Therapy teaches us to love ourselves with…
Maybe you’re familiar with the phrase “You are your own worst critic”.
Unfortunately, this phrase holds more truth than we want to believe. Psychology Today’s article discusses the negative impact that self-criticism can have on our mental health. Therapy creates a safe space where we can process the internal disapproval that we allow ourselves to be burdened with. By reducing some of these burdens, we can free our minds to make room for more positive mindfulness and self-love.
When we’ve learned to exercise compassion, there will then be space for recognition. The thought of having to be mindful and vulnerable is scary, but breaking down our internal barriers empowers us to see our strengths. All too often, we do not give ourselves enough credit for the good qualities that we have.

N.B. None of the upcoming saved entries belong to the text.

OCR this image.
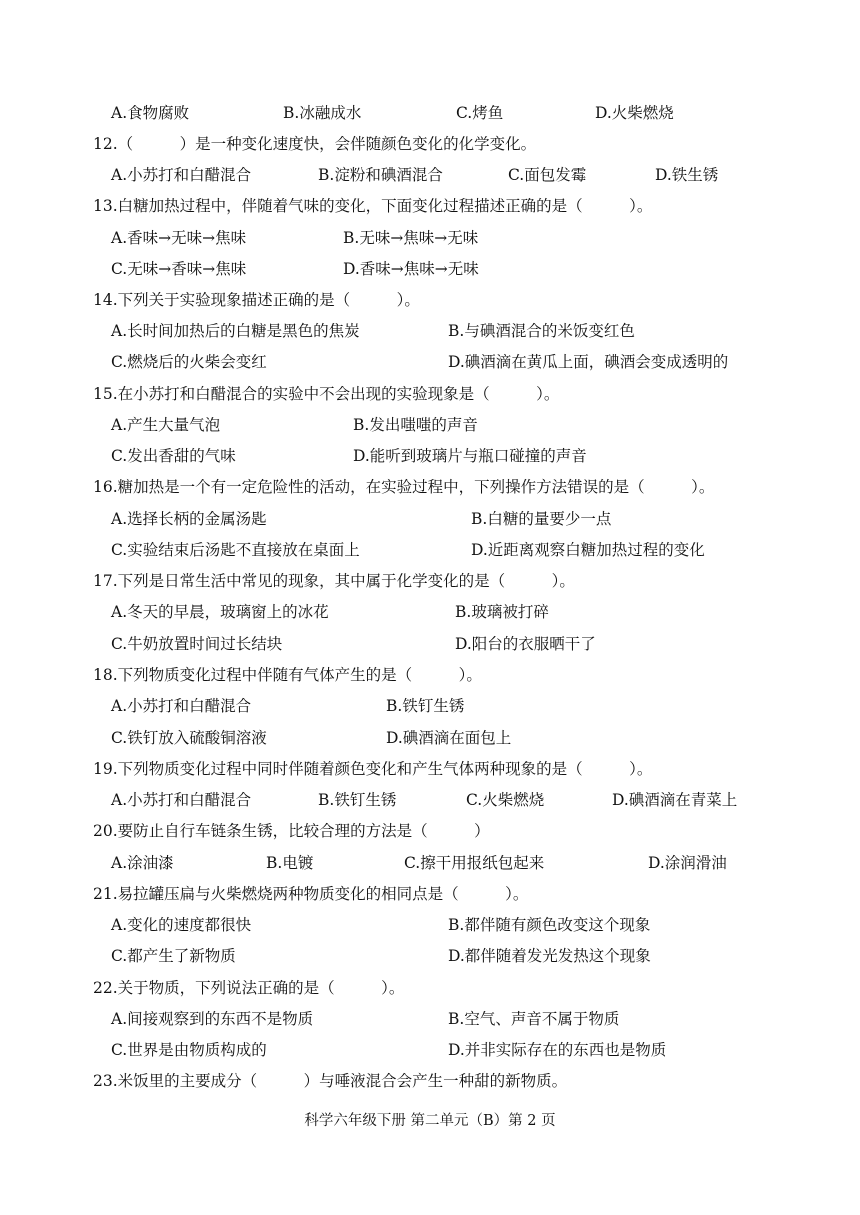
A.食物腐败	B.冰融成水	C.烤鱼	D.火柴燃烧
12.（　　　）是一种变化速度快，会伴随颜色变化的化学变化。
A.小苏打和白醋混合	B.淀粉和碘酒混合	C.面包发霉	D.铁生锈
13.白糖加热过程中，伴随着气味的变化，下面变化过程描述正确的是（　　　）。
A.香味→无味→焦味	B.无味→焦味→无味
C.无味→香味→焦味	D.香味→焦味→无味
14.下列关于实验现象描述正确的是（　　　）。
A.长时间加热后的白糖是黑色的焦炭	B.与碘酒混合的米饭变红色
C.燃烧后的火柴会变红	D.碘酒滴在黄瓜上面，碘酒会变成透明的
15.在小苏打和白醋混合的实验中不会出现的实验现象是（　　　）。
A.产生大量气泡	B.发出嗤嗤的声音
C.发出香甜的气味	D.能听到玻璃片与瓶口碰撞的声音
16.糖加热是一个有一定危险性的活动，在实验过程中，下列操作方法错误的是（　　　）。
A.选择长柄的金属汤匙	B.白糖的量要少一点
C.实验结束后汤匙不直接放在桌面上	D.近距离观察白糖加热过程的变化
17.下列是日常生活中常见的现象，其中属于化学变化的是（　　　）。
A.冬天的早晨，玻璃窗上的冰花	B.玻璃被打碎
C.牛奶放置时间过长结块	D.阳台的衣服晒干了
18.下列物质变化过程中伴随有气体产生的是（　　　）。
A.小苏打和白醋混合	B.铁钉生锈
C.铁钉放入硫酸铜溶液	D.碘酒滴在面包上
19.下列物质变化过程中同时伴随着颜色变化和产生气体两种现象的是（　　　）。
A.小苏打和白醋混合	B.铁钉生锈	C.火柴燃烧	D.碘酒滴在青菜上
20.要防止自行车链条生锈，比较合理的方法是（　　　）
A.涂油漆	B.电镀	C.擦干用报纸包起来	D.涂润滑油
21.易拉罐压扁与火柴燃烧两种物质变化的相同点是（　　　）。
A.变化的速度都很快	B.都伴随有颜色改变这个现象
C.都产生了新物质	D.都伴随着发光发热这个现象
22.关于物质，下列说法正确的是（　　　）。
A.间接观察到的东西不是物质	B.空气、声音不属于物质
C.世界是由物质构成的	D.并非实际存在的东西也是物质
23.米饭里的主要成分（　　　）与唾液混合会产生一种甜的新物质。
科学六年级下册 第二单元（B）第 2 页
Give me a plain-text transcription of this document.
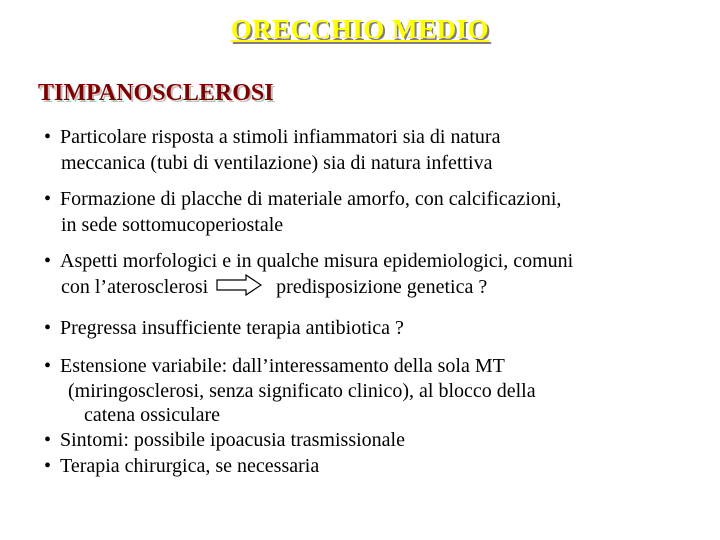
ORECCHIO MEDIO
TIMPANOSCLEROSI
• Particolare risposta a stimoli infiammatori sia di natura
meccanica (tubi di ventilazione) sia di natura infettiva
• Formazione di placche di materiale amorfo, con calcificazioni,
in sede sottomucoperiostale
• Aspetti morfologici e in qualche misura epidemiologici, comuni
con l’aterosclerosi	predisposizione genetica ?
• Pregressa insufficiente terapia antibiotica ?
• Estensione variabile: dall’interessamento della sola MT
(miringosclerosi, senza significato clinico), al blocco della
catena ossiculare
• Sintomi: possibile ipoacusia trasmissionale
• Terapia chirurgica, se necessaria
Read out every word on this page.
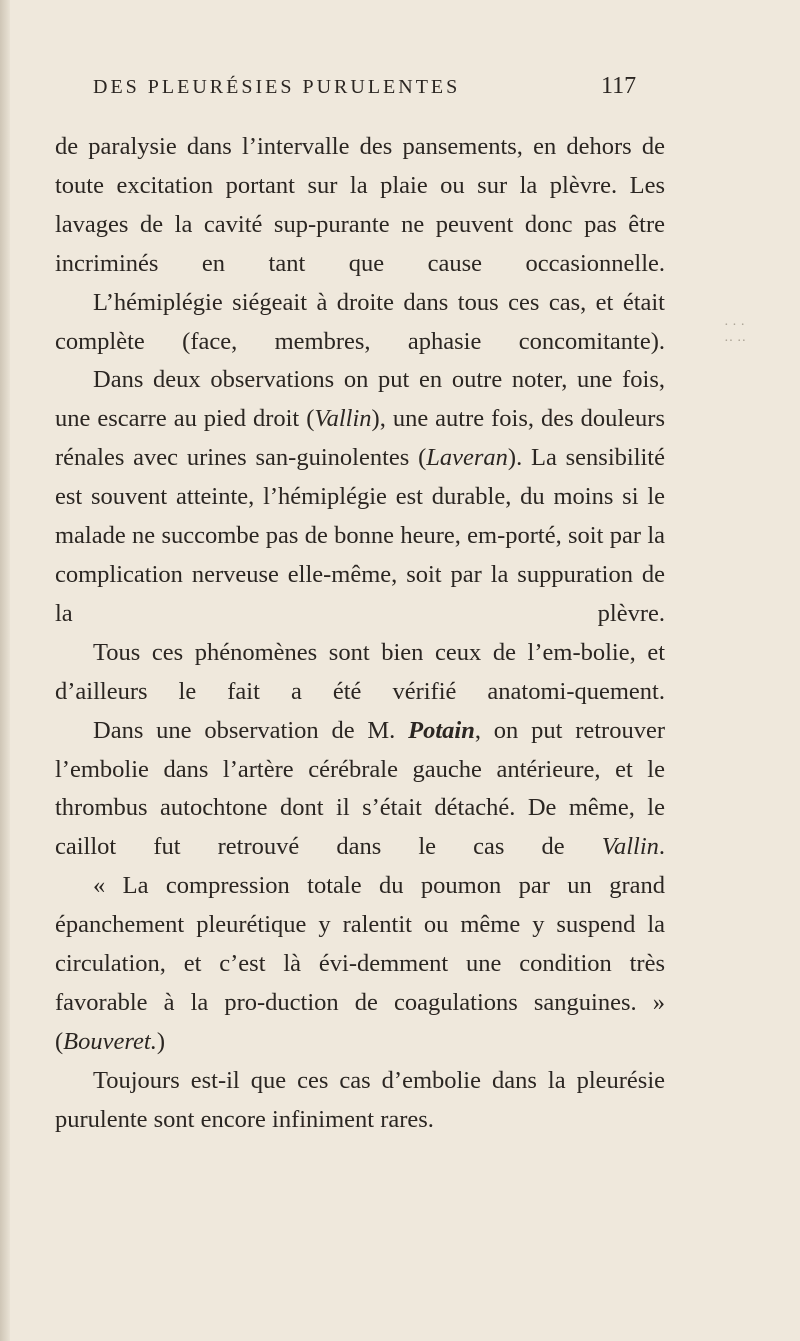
DES PLEURÉSIES PURULENTES	117

de paralysie dans l’intervalle des pansements, en dehors de toute excitation portant sur la plaie ou sur la plèvre. Les lavages de la cavité sup-purante ne peuvent donc pas être incriminés en tant que cause occasionnelle.

L’hémiplégie siégeait à droite dans tous ces cas, et était complète (face, membres, aphasie concomitante).

Dans deux observations on put en outre noter, une fois, une escarre au pied droit (Vallin), une autre fois, des douleurs rénales avec urines san-guinolentes (Laveran). La sensibilité est souvent atteinte, l’hémiplégie est durable, du moins si le malade ne succombe pas de bonne heure, em-porté, soit par la complication nerveuse elle-même, soit par la suppuration de la plèvre.

Tous ces phénomènes sont bien ceux de l’em-bolie, et d’ailleurs le fait a été vérifié anatomi-quement.

Dans une observation de M. Potain, on put retrouver l’embolie dans l’artère cérébrale gauche antérieure, et le thrombus autochtone dont il s’était détaché. De même, le caillot fut retrouvé dans le cas de Vallin.

« La compression totale du poumon par un grand épanchement pleurétique y ralentit ou même y suspend la circulation, et c’est là évi-demment une condition très favorable à la pro-duction de coagulations sanguines. » (Bouveret.)

Toujours est-il que ces cas d’embolie dans la pleurésie purulente sont encore infiniment rares.

· · ·
·· ··
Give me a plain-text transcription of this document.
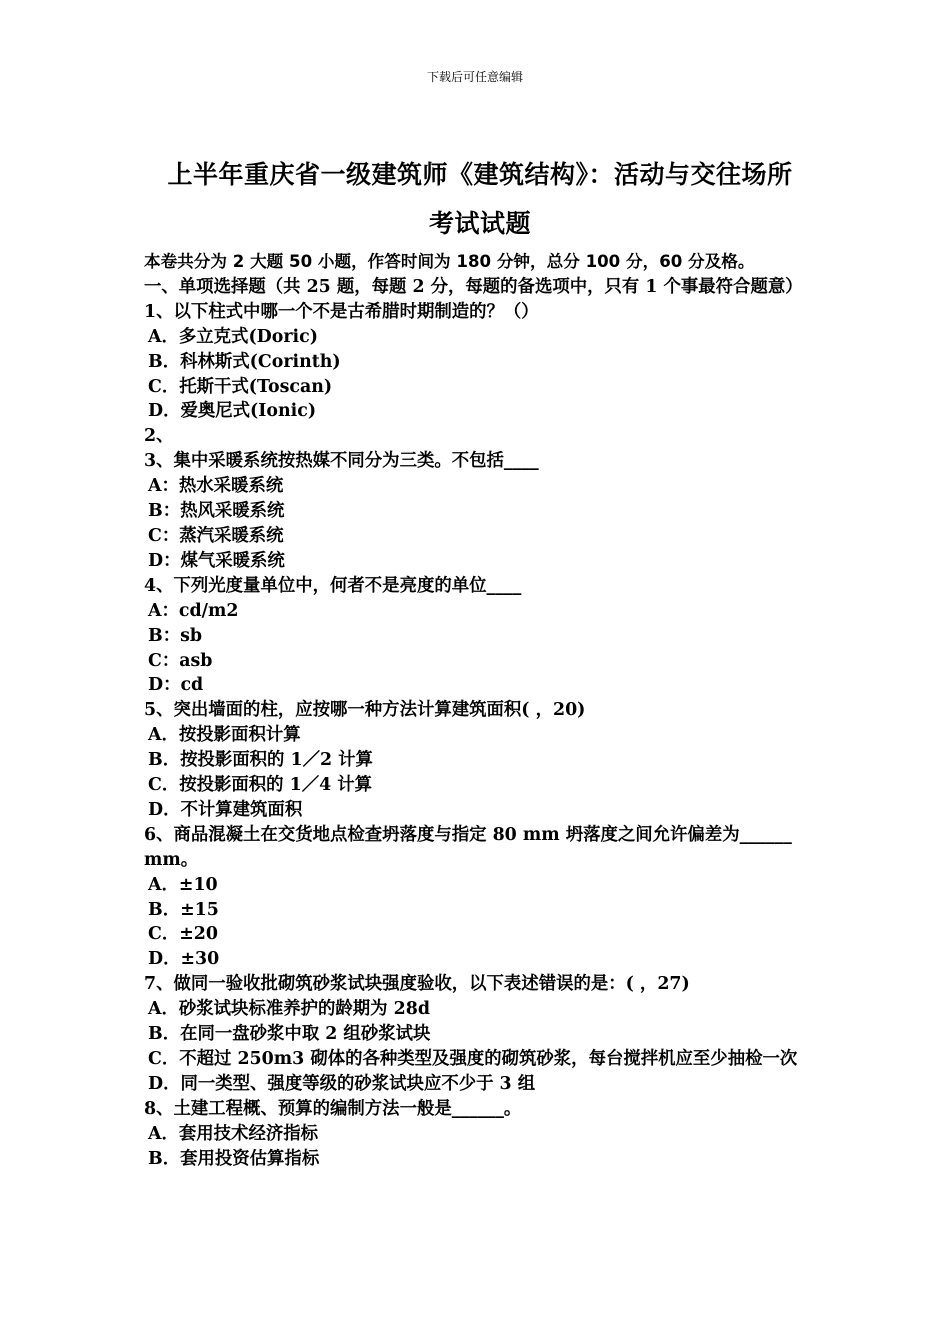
下载后可任意编辑
上半年重庆省一级建筑师《建筑结构》：活动与交往场所
考试试题
本卷共分为 2 大题 50 小题，作答时间为 180 分钟，总分 100 分，60 分及格。
一、单项选择题（共 25 题，每题 2 分，每题的备选项中，只有 1 个事最符合题意）
1、以下柱式中哪一个不是古希腊时期制造的？（）
A．多立克式(Doric)
B．科林斯式(Corinth)
C．托斯干式(Toscan)
D．爱奥尼式(Ionic)
2、
3、集中采暖系统按热媒不同分为三类。不包括____
A：热水采暖系统
B：热风采暖系统
C：蒸汽采暖系统
D：煤气采暖系统
4、下列光度量单位中，何者不是亮度的单位____
A：cd/m2
B：sb
C：asb
D：cd
5、突出墙面的柱，应按哪一种方法计算建筑面积( ，20)
A．按投影面积计算
B．按投影面积的 1／2 计算
C．按投影面积的 1／4 计算
D．不计算建筑面积
6、商品混凝土在交货地点检查坍落度与指定 80 mm 坍落度之间允许偏差为______mm。
A．±10
B．±15
C．±20
D．±30
7、做同一验收批砌筑砂浆试块强度验收，以下表述错误的是：( ，27)
A．砂浆试块标准养护的龄期为 28d
B．在同一盘砂浆中取 2 组砂浆试块
C．不超过 250m3 砌体的各种类型及强度的砌筑砂浆，每台搅拌机应至少抽检一次
D．同一类型、强度等级的砂浆试块应不少于 3 组
8、土建工程概、预算的编制方法一般是______。
A．套用技术经济指标
B．套用投资估算指标
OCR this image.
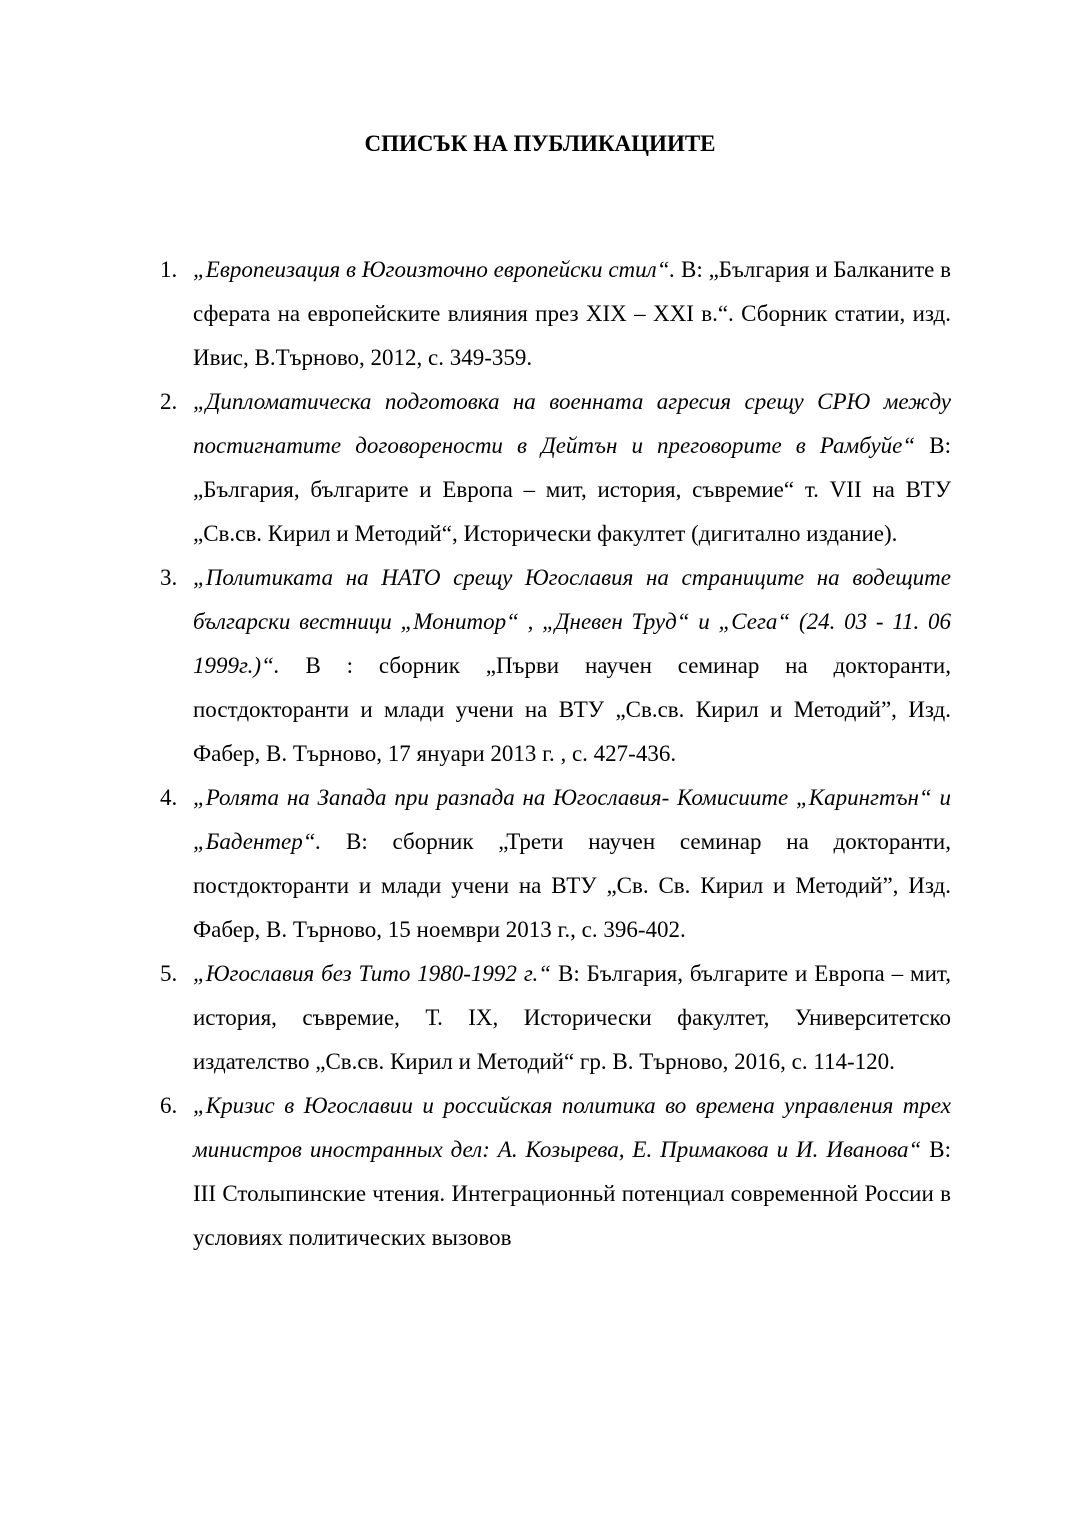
СПИСЪК НА ПУБЛИКАЦИИТЕ
1. „Европеизация в Югоизточно европейски стил“. В: „България и Балканите в сферата на европейските влияния през XIX – XXI в.“. Сборник статии, изд. Ивис, В.Търново, 2012, с. 349-359.
2. „Дипломатическа подготовка на военната агресия срещу СРЮ между постигнатите договорености в Дейтън и преговорите в Рамбуйе“ В: „България, българите и Европа – мит, история, съвремие“ т. VII на ВТУ „Св.св. Кирил и Методий“, Исторически факултет (дигитално издание).
3. „Политиката на НАТО срещу Югославия на страниците на водещите български вестници „Монитор“ , „Дневен Труд“ и „Сега“ (24. 03 - 11. 06 1999г.)“. В : сборник „Първи научен семинар на докторанти, постдокторанти и млади учени на ВТУ „Св.св. Кирил и Методий”, Изд. Фабер, В. Търново, 17 януари 2013 г. , с. 427-436.
4. „Ролята на Запада при разпада на Югославия- Комисиите „Карингтън“ и „Бадентер“. В: сборник „Трети научен семинар на докторанти, постдокторанти и млади учени на ВТУ „Св. Св. Кирил и Методий”, Изд. Фабер, В. Търново, 15 ноември 2013 г., с. 396-402.
5. „Югославия без Тито 1980-1992 г.“ В: България, българите и Европа – мит, история, съвремие, Т. IX, Исторически факултет, Университетско издателство „Св.св. Кирил и Методий“ гр. В. Търново, 2016, с. 114-120.
6. „Кризис в Югославии и российская политика во времена управления трех министров иностранных дел: А. Козырева, Е. Примакова и И. Иванова“ В: III Столыпинские чтения. Интеграционньй потенциал современной России в условиях политических вызовов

We have a tendency to break ourselves down, instead of building ourselves up. By doing the opposite, and recognizing our strengths, we can master the art of loving who we are.
One way we can learn to love ourselves is by taking steps to help us meet our potential. Therapy creates a safe space where we can discover what we need to grow. This can be hard to do, as sometimes we are forced to acknowledge parts of ourselves that we hope not to. But, by managing bad habits or negative mindsets, we can develop into the thriving person we hope to be.
Therapy teaches us to love others with…
Communication is an important part of every relationship. If you google synonyms for “communication” you might find words like “give” or “deliver”. Very rarely do we equivocate communication with “receiving”. It’s important to remember that communication between two people goes both ways. While this practice requires speaking with calm tones and kind words, it also requires active listening. Therapy not only teaches us the techniques to be heard, but also the ability to hear others. This can be hard to put into practice, but, when done correctly, allows us to build a greater connection.
If you’re looking for active ways that you can practice better communication with your partner, check out our blog on 10 Communication Tips for Couples
When we interact with others, we tend to get caught up in the moment. It’s easy to forget that the other person has a different perspective from our own. Therapy teaches us to take a step back and recognize the kinds of burdens that others might be carrying. Check out Psychology Today’s article on the 5 Ways Empathy is Good for Your Health. By practicing empathy, we will find that we can build stronger connections with others.
Just like we should work to be less critical of ourselves, therapy helps us to be less critical of each other. It can be hard to let go of the things that hurt us, but the practice of compassion can help us move forward. Therapy creates a safe environment where we can learn this skill, together, and strengthen our connections.